Tuesday, May 23, 2017

Martis Lake And Broken Memories Of The Good Ole Days


Martis Lake is a small 70 acre lake that resides just outside of Truckee. It was known as California's first reservoir to be designated as wild trout water and is one of the few lakes that is only open to fishing during general trout season from the last Saturday of April until the 15th of November. Like many of California's famous fly fishing destinations, Martis Lake was in its prime during the 80's. The lake was well-known for it's trophy brown trout along with its famous blood midge hatch. Since the lake's decline due to over-development, invasive species, milfoil, algae blooms, failed Lahontan cutthroat introduction, and drought damage, Martis is now just a memory of the good ole days.

I have a thing about fishing famous California fly fishing locales; it gives me a lesson in fly fishing history and broken memories that the generation before me experienced while fishing those waters. Martis Lake was one of those places I had to check out.




Pelicans At Martis

My first experience fishing Martis was a few days after it opened. The weather was relatively warm but the lake was running cold. Much of the vegetation was still dormant and the insects were just barely hatching. I was able to hook a nice bow while stripping a bugger on a 200g sink tip line but lost it before I could get it into the net. It wasn't me it was the lake.

After waiting a few weeks I decided to test my stillwater skills again on Martis. I came prepared with a new intermediate sink-tip line and fresh new flies that were ready to be eaten. I started out at the south end of Martis towards the creek inlet. My 6WT was rigged with an intermediate sink line, a long leader, and two buggers. As I made my way around I felt a good take but I couldn't set the hook in time. No fish on but at least I was doing something right.

Nice Mountain View

At about 11am I started seeing huge boils in the calmer areas of the lake. As I observed the surface of the water I saw tons of big carpenter ants struggling to get out of the water. This was my first time experiencing the ant "hatch"; needless to say I was unprepared. I waddled back to my car as quickly as I could to grab my rod that had the floating line. The one time I didn't rig my 5WT and strap it onto my tube...

The risers were cruising but too unpredictable to target. I didn't have a good target to cast to and soon after they stopped rising. At least now I know how important ants are in stillwater. I'll definitely be tying up a few in preparation for my next outing.

I switched back to my buggers and began working my way around the lake again. I had several takes throughout the morning but I couldn't get a good hook set. It was very frustrating to feel your line get pulled and you pull back to nothing. By mid-afternoon the lake had slowed down or at least that's what I thought.

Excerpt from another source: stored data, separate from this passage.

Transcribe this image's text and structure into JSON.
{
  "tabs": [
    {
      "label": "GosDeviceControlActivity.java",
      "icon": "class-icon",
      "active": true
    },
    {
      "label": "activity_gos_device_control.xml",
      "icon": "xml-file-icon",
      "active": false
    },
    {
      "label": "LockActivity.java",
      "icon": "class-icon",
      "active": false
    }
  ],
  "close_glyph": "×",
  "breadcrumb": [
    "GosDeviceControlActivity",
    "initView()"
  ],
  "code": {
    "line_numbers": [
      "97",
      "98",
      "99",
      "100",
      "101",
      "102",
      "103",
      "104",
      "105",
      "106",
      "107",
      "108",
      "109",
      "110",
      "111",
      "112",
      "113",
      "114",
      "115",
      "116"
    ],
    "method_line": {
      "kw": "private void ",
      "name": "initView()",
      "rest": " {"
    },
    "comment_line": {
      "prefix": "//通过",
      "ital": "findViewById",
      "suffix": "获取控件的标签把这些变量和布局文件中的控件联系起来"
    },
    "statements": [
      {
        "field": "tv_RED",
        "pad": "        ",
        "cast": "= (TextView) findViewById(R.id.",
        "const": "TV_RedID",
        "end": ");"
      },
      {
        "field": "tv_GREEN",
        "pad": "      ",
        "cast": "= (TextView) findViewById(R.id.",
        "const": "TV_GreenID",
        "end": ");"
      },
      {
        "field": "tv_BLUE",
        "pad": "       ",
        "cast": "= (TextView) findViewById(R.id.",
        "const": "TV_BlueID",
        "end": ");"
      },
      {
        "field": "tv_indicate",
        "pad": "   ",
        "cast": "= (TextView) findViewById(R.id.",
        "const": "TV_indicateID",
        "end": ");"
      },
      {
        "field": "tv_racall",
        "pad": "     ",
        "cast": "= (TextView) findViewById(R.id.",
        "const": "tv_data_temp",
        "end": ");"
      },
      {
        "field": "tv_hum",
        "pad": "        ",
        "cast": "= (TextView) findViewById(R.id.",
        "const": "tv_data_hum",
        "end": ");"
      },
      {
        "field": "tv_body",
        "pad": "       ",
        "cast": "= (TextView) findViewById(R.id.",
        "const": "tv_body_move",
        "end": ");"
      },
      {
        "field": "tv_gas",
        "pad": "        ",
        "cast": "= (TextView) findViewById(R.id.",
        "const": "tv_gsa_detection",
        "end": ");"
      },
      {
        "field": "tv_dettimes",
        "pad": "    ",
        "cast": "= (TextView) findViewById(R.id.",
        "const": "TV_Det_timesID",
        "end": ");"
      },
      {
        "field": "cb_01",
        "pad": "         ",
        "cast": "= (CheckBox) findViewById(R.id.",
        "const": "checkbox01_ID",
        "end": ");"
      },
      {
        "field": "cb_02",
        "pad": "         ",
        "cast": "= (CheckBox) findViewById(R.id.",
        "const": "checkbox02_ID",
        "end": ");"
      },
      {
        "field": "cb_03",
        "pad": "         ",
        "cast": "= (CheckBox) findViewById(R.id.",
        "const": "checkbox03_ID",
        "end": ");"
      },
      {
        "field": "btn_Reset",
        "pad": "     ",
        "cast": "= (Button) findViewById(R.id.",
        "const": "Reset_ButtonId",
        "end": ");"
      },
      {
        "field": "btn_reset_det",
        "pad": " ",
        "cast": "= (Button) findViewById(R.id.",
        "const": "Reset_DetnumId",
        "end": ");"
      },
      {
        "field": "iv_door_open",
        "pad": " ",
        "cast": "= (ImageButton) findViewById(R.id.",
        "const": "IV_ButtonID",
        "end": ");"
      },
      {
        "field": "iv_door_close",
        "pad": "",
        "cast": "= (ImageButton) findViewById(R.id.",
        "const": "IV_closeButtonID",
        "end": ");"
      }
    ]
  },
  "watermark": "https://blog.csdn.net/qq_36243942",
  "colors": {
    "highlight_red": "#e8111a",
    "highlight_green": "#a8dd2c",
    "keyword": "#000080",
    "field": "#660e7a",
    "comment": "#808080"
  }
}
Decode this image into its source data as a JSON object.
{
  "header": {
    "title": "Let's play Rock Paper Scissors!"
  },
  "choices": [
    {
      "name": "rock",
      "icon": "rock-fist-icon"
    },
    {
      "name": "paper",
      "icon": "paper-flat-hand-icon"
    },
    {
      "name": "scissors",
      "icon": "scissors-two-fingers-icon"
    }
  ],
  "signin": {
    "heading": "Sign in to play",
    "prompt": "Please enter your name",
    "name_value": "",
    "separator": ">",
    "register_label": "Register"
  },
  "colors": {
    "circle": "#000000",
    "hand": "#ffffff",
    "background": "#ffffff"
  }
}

With my wrists being tired from hours of casting and retrieving I took a break. As I stopped to think I made a guess that the fish were further down now due to the high sun. I switched to my super fast sink-tip line and started working my buggers on a very fast retrieve. Fish on!
I figured it out. I hooked and lost several fish including a huge brown but was fortunate enough to land two fish. A beautiful brown and a fat Eagle Lake bow.

Martis Brown

Martis Bow


Both of the fish I landed were very healthy and clean. Martis may look like a shallow weedy green lake but it produces some quality fish. The lake has a ton of food for those fish to eat: midges, scuds, mayflies, baitfish, snails, damsels, you name it they are in there.

I wish I could have fished Martis when it was in it's prime but it is what it is. Martis Lake is now a sleeper lake with plenty of tough-to-catch big wild fish that no one really cares about. I think I prefer it that way.